12 Dec 2016 - 14 Dec 2016 | All day | Clare College, Cambridge |
- Description
- Call for Papers
Description
Registration coming soon. Please contact the conference organisers for information.
The past five years have seen rapid growth in what Jaan Tallinn calls the “xrisk ecosystem” – a thriving community of researchers and others, inside and outside academia, united by a common interest in potential serious hazards of powerful and beneficial new technologies. This conference aims to bring this community together, to ask ourselves where our efforts should best be directed, over the rest of the decade and beyond.
Each of the three days of the conference will focus on one of these areas:
- Machine Intelligence: Creating A Community for Beneficial AI
- Depreciation of Earth Systems: Biodiversity, Climate and Environmental Risks
- Bioengineering: Lessons from Recent Cases for Building Engagement between Communities
Within each focus area we will aim to explore these three themes:
- Current best understanding of risks and mitigation strategies
- Lessons from the history of engagement with these risks, in academia, industry and the policy world
- Future directions for the ecosystem engaging with the risks
- There will also be several keynotes tying together lessons learned and steps forward from across the range of extreme technological risks
The conference is organized by the Centre for the Study of Existential Risk (CSER) and supported by the Templeton World Charity Foundation as part of the ‘Managing Extreme Technological Risk’ research programme.
Call for Papers
We invite graduate, early and mid-career researchers to submit abstracts for interdisciplinary contributed paper sessions, which will take place on the second day of the conference. Abstracts are invited on any aspect of:
- Machine Intelligence: Creating a community for beneficial AI
- Depreciation of Earth Systems: Biodiversity, climate and environmental risks
- Bioengineering: Lessons from recent case for building engagement between communities
We welcome submissions from diverse fields, such as sciences, ethics and governance – as we work to grow the community engaging with catastrophic and existential risks.

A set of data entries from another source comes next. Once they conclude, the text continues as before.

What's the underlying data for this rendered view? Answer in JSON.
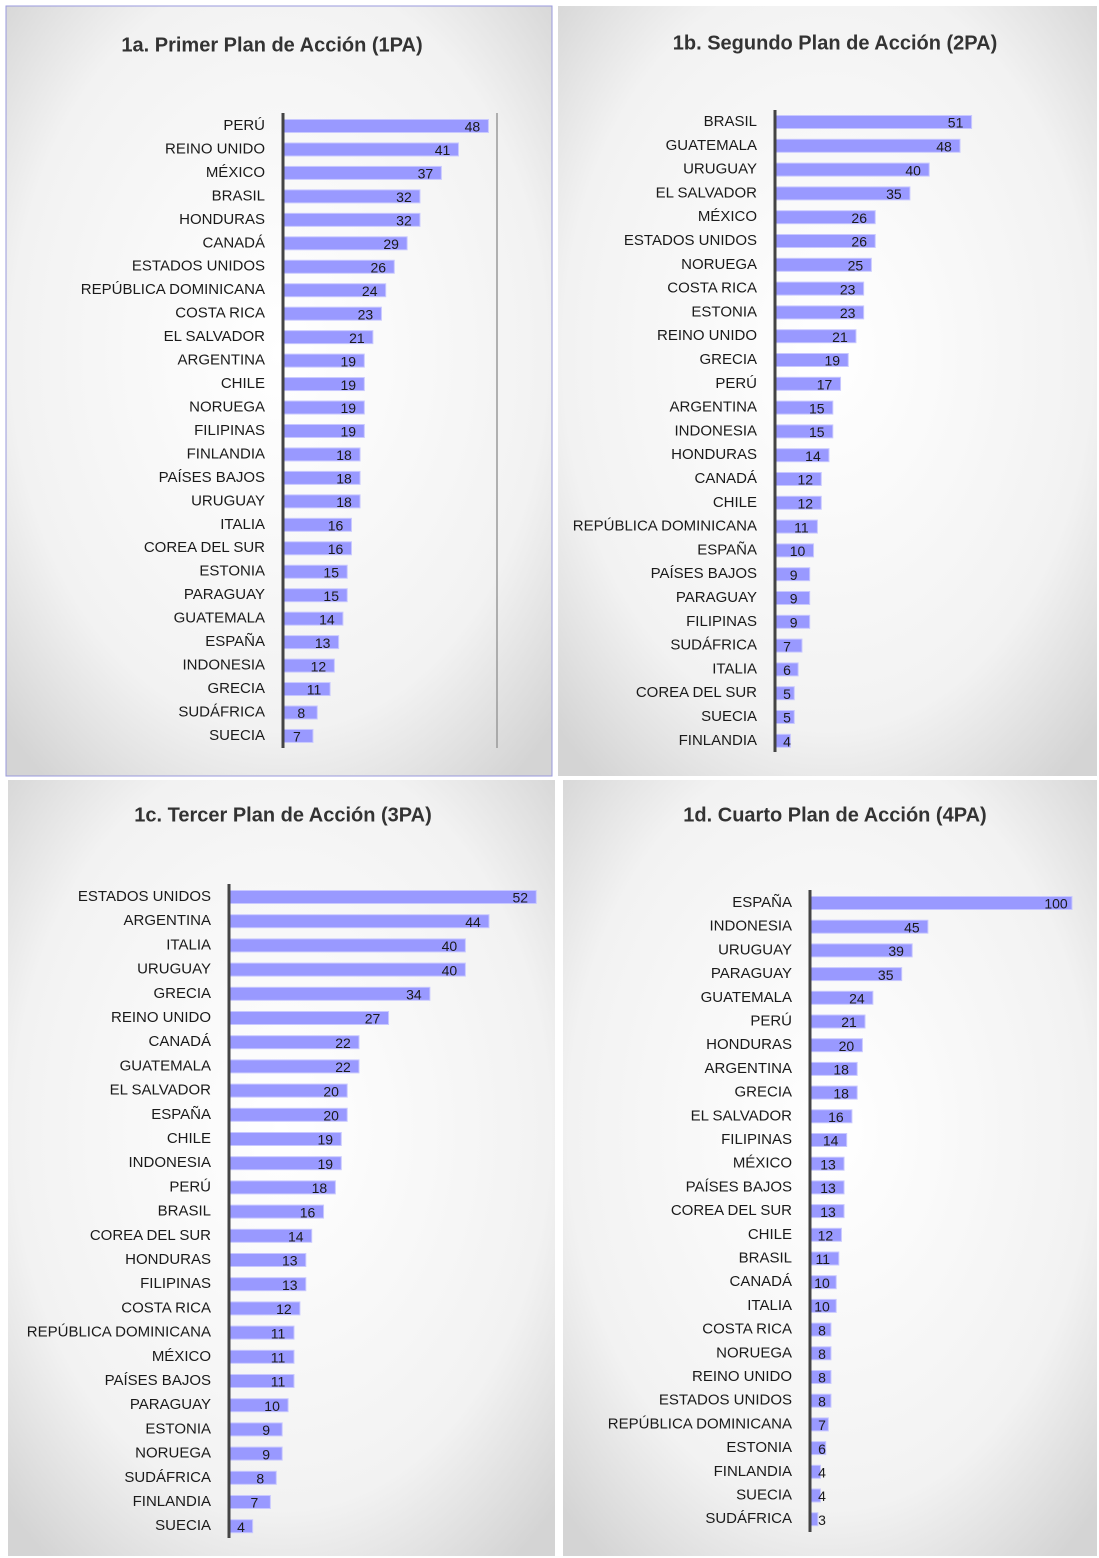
{
  "chart_data": [
    {
      "type": "bar",
      "orientation": "horizontal",
      "title": "1a. Primer Plan de Acción (1PA)",
      "color": "#9999ff",
      "xlim": [
        0,
        50
      ],
      "categories": [
        "PERÚ",
        "REINO UNIDO",
        "MÉXICO",
        "BRASIL",
        "HONDURAS",
        "CANADÁ",
        "ESTADOS UNIDOS",
        "REPÚBLICA DOMINICANA",
        "COSTA RICA",
        "EL SALVADOR",
        "ARGENTINA",
        "CHILE",
        "NORUEGA",
        "FILIPINAS",
        "FINLANDIA",
        "PAÍSES BAJOS",
        "URUGUAY",
        "ITALIA",
        "COREA DEL SUR",
        "ESTONIA",
        "PARAGUAY",
        "GUATEMALA",
        "ESPAÑA",
        "INDONESIA",
        "GRECIA",
        "SUDÁFRICA",
        "SUECIA"
      ],
      "values": [
        48,
        41,
        37,
        32,
        32,
        29,
        26,
        24,
        23,
        21,
        19,
        19,
        19,
        19,
        18,
        18,
        18,
        16,
        16,
        15,
        15,
        14,
        13,
        12,
        11,
        8,
        7
      ]
    },
    {
      "type": "bar",
      "orientation": "horizontal",
      "title": "1b. Segundo Plan de Acción (2PA)",
      "color": "#9999ff",
      "xlim": [
        0,
        55
      ],
      "categories": [
        "BRASIL",
        "GUATEMALA",
        "URUGUAY",
        "EL SALVADOR",
        "MÉXICO",
        "ESTADOS UNIDOS",
        "NORUEGA",
        "COSTA RICA",
        "ESTONIA",
        "REINO UNIDO",
        "GRECIA",
        "PERÚ",
        "ARGENTINA",
        "INDONESIA",
        "HONDURAS",
        "CANADÁ",
        "CHILE",
        "REPÚBLICA DOMINICANA",
        "ESPAÑA",
        "PAÍSES BAJOS",
        "PARAGUAY",
        "FILIPINAS",
        "SUDÁFRICA",
        "ITALIA",
        "COREA DEL SUR",
        "SUECIA",
        "FINLANDIA"
      ],
      "values": [
        51,
        48,
        40,
        35,
        26,
        26,
        25,
        23,
        23,
        21,
        19,
        17,
        15,
        15,
        14,
        12,
        12,
        11,
        10,
        9,
        9,
        9,
        7,
        6,
        5,
        5,
        4
      ]
    },
    {
      "type": "bar",
      "orientation": "horizontal",
      "title": "1c. Tercer Plan de Acción (3PA)",
      "color": "#9999ff",
      "xlim": [
        0,
        55
      ],
      "categories": [
        "ESTADOS UNIDOS",
        "ARGENTINA",
        "ITALIA",
        "URUGUAY",
        "GRECIA",
        "REINO UNIDO",
        "CANADÁ",
        "GUATEMALA",
        "EL SALVADOR",
        "ESPAÑA",
        "CHILE",
        "INDONESIA",
        "PERÚ",
        "BRASIL",
        "COREA DEL SUR",
        "HONDURAS",
        "FILIPINAS",
        "COSTA RICA",
        "REPÚBLICA DOMINICANA",
        "MÉXICO",
        "PAÍSES BAJOS",
        "PARAGUAY",
        "ESTONIA",
        "NORUEGA",
        "SUDÁFRICA",
        "FINLANDIA",
        "SUECIA"
      ],
      "values": [
        52,
        44,
        40,
        40,
        34,
        27,
        22,
        22,
        20,
        20,
        19,
        19,
        18,
        16,
        14,
        13,
        13,
        12,
        11,
        11,
        11,
        10,
        9,
        9,
        8,
        7,
        4
      ]
    },
    {
      "type": "bar",
      "orientation": "horizontal",
      "title": "1d. Cuarto Plan de Acción (4PA)",
      "color": "#9999ff",
      "xlim": [
        0,
        100
      ],
      "categories": [
        "ESPAÑA",
        "INDONESIA",
        "URUGUAY",
        "PARAGUAY",
        "GUATEMALA",
        "PERÚ",
        "HONDURAS",
        "ARGENTINA",
        "GRECIA",
        "EL SALVADOR",
        "FILIPINAS",
        "MÉXICO",
        "PAÍSES BAJOS",
        "COREA DEL SUR",
        "CHILE",
        "BRASIL",
        "CANADÁ",
        "ITALIA",
        "COSTA RICA",
        "NORUEGA",
        "REINO UNIDO",
        "ESTADOS UNIDOS",
        "REPÚBLICA DOMINICANA",
        "ESTONIA",
        "FINLANDIA",
        "SUECIA",
        "SUDÁFRICA"
      ],
      "values": [
        100,
        45,
        39,
        35,
        24,
        21,
        20,
        18,
        18,
        16,
        14,
        13,
        13,
        13,
        12,
        11,
        10,
        10,
        8,
        8,
        8,
        8,
        7,
        6,
        4,
        4,
        3
      ]
    }
  ]
}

Abstracts should be a minimum of 500 words, in a Word or PDF document. Please also include the name(s), contact details, and a short speaker biography (maximum 200 words). Abstracts sghould be submitted by email to CCCR2016.conference@gmail.com by 16:00 GMT on 18 October 2016, using the subject line 'Abstract'.
Abstracts will go through a review process and we will notify you of our decision by the end of October 2016.